I have a strong sense of right and wrong. I always strive for intellectual honesty. I always try to keep my facts straight. I don't always succeed--I'm only human--but I have no interest whatsoever in asserting, as "facts," things that aren't, nor do I cling to things I've been shown aren't true. I take such things seriously.

None of this can be said for far too much of the conservative movement today. Pop conservative icons like Rush Limbaugh, Ann Coulter, Sean Hannity aren't just politically backwards (which is my view); they're fundamentally dishonest (which is demonstrable). The more extreme elements are even worse, on both counts. The likes of Michael Savage, Pat Robertson, Cal Thomas pimp for politics that are outright fascist, and, in doing so, there isn't an honest bone in their bodies. Because of rampant anti-intellectualism, there's a high tolerance, on the right, for outright idiocy, totally divorced from the truth in every meaningful way (Bill O'Reilly, Thomas Sowell, everyone I just named, and more others than can be easily listed), and, conversely, a striking absence of much in the way of intellectual discourse. A few of my liberal brethren have advanced the notion that this is because conservatism is inherently anti-intellectual, and, as tempting a view as that may seem when faced with such a mountain of nonsense as is presented by contemporary conservatism, I've always resisted it. I think it's one of those signs of creeping intellectual laziness. I do have a lot of trouble refuting it, given the evidence, and I admit I have toyed with it myself at times.

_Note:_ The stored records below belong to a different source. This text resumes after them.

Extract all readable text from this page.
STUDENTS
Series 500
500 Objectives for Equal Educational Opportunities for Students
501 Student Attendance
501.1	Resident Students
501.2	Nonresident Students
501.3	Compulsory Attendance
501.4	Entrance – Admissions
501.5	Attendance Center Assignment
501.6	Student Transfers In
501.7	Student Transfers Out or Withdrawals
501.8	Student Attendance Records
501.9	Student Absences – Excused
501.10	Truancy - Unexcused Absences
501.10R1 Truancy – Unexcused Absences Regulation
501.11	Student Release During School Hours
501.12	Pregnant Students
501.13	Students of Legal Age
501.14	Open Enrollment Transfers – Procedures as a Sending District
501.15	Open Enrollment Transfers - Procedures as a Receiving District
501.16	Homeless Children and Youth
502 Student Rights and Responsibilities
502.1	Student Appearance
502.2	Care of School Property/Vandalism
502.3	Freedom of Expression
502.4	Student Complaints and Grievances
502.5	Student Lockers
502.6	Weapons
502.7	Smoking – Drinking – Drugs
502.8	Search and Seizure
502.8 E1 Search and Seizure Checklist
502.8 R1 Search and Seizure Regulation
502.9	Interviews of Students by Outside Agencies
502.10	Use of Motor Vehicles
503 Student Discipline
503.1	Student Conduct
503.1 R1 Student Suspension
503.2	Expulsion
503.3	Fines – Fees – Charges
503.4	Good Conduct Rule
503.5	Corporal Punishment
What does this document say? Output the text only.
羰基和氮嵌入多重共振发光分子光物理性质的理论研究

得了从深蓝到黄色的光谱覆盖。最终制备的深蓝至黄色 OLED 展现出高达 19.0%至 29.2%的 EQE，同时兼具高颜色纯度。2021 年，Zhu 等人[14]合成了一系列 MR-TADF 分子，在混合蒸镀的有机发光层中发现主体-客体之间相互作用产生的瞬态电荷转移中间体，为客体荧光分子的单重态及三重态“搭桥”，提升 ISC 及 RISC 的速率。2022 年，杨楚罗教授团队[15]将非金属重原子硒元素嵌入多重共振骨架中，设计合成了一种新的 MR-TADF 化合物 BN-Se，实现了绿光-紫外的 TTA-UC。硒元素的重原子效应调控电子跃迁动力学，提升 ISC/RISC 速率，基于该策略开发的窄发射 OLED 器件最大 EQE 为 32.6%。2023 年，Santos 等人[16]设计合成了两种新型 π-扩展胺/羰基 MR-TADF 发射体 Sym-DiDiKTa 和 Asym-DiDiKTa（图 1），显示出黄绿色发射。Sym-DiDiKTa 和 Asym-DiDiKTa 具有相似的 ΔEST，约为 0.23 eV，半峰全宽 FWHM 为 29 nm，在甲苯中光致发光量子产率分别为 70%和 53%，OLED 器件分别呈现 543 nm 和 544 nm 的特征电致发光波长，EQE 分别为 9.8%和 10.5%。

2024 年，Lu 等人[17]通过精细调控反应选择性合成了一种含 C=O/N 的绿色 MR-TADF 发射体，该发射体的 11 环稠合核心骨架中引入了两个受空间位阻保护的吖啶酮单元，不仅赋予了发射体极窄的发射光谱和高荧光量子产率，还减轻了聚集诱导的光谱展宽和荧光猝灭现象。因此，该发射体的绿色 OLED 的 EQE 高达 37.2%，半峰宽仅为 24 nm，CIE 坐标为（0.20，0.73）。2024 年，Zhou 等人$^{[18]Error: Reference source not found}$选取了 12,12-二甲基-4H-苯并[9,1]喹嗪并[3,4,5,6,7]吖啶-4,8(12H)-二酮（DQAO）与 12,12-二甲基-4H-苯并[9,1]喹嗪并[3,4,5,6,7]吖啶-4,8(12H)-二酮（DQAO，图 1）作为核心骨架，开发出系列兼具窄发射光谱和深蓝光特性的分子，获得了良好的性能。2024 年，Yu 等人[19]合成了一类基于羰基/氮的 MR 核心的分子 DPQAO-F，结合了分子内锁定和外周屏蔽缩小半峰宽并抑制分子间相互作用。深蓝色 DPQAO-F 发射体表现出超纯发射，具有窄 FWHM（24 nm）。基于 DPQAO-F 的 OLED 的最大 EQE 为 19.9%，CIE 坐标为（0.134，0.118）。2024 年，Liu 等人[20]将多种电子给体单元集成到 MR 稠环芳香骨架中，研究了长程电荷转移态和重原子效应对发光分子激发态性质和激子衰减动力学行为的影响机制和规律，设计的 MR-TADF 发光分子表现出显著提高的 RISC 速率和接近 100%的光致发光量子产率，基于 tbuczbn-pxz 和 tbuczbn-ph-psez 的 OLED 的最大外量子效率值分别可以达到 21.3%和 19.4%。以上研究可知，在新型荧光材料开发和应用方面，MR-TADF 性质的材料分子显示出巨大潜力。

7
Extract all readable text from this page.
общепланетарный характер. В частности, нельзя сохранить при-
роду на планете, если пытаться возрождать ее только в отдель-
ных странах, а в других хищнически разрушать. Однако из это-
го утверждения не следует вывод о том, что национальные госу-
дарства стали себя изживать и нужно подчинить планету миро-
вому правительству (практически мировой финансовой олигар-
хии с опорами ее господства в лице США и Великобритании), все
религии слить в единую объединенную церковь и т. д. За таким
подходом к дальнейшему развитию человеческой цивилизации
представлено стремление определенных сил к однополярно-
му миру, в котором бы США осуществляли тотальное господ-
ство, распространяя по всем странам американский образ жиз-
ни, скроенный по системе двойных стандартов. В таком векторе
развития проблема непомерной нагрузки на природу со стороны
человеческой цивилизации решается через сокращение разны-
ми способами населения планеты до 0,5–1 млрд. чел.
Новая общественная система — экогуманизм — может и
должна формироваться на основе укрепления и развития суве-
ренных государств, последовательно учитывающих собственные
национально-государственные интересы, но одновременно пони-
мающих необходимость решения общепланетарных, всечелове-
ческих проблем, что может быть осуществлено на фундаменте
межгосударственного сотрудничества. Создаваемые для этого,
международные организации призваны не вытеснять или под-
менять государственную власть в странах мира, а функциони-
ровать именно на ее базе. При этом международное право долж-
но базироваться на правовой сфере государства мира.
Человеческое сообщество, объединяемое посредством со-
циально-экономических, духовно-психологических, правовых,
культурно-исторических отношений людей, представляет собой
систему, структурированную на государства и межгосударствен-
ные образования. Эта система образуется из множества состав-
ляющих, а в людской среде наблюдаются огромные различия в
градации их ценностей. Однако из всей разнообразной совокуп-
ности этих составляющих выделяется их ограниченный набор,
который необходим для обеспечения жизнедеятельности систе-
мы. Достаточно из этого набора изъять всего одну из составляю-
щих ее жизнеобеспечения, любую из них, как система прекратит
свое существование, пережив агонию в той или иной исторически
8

The reason I started writing this is because I'm curious about what the conservatives here, who can identify WND as a clearly poisonous entity, think about all of this. How far to you think this poison extends? There is some solid evidence of it being as widespread as I portray it. Polling over the summer showed that 58%-62% of Republicans have adopted "birther" views, and comparable numbers believe in "death panels." This sort of thing is regularly invented,  credulously accepted, met with enthusiasm, and allowed to spread like wildfire on the right because of this poison I've been describing, another aspect of which is an almost complete lack of any corrective mechanism. The body of conservatism hasn't just been stripped of its immune system, when it comes to fighting off nonsense--it has had that system replaced with a sort of anti-immune system that nurtures, instead of battles, poison and disease. Those among the conservatives who resist nonsense won't make much of an effort to correct it (and when they do, they're accused of acting on behalf of the other side), while those who try to correct it but aren't of the right are dismissed out of hand. And, of course, many conservatives who DO know better choose to spread the poison anyway, because they think it's in their interest to do so (witness Grassley and the death panels, and Joe Wilson and the illegal immigrants).

What say you, conservatives? In your view, how far into conservatism does this extend?

(And if you made it this far, thank you for your time--hopefully, I haven't give you any cooties!)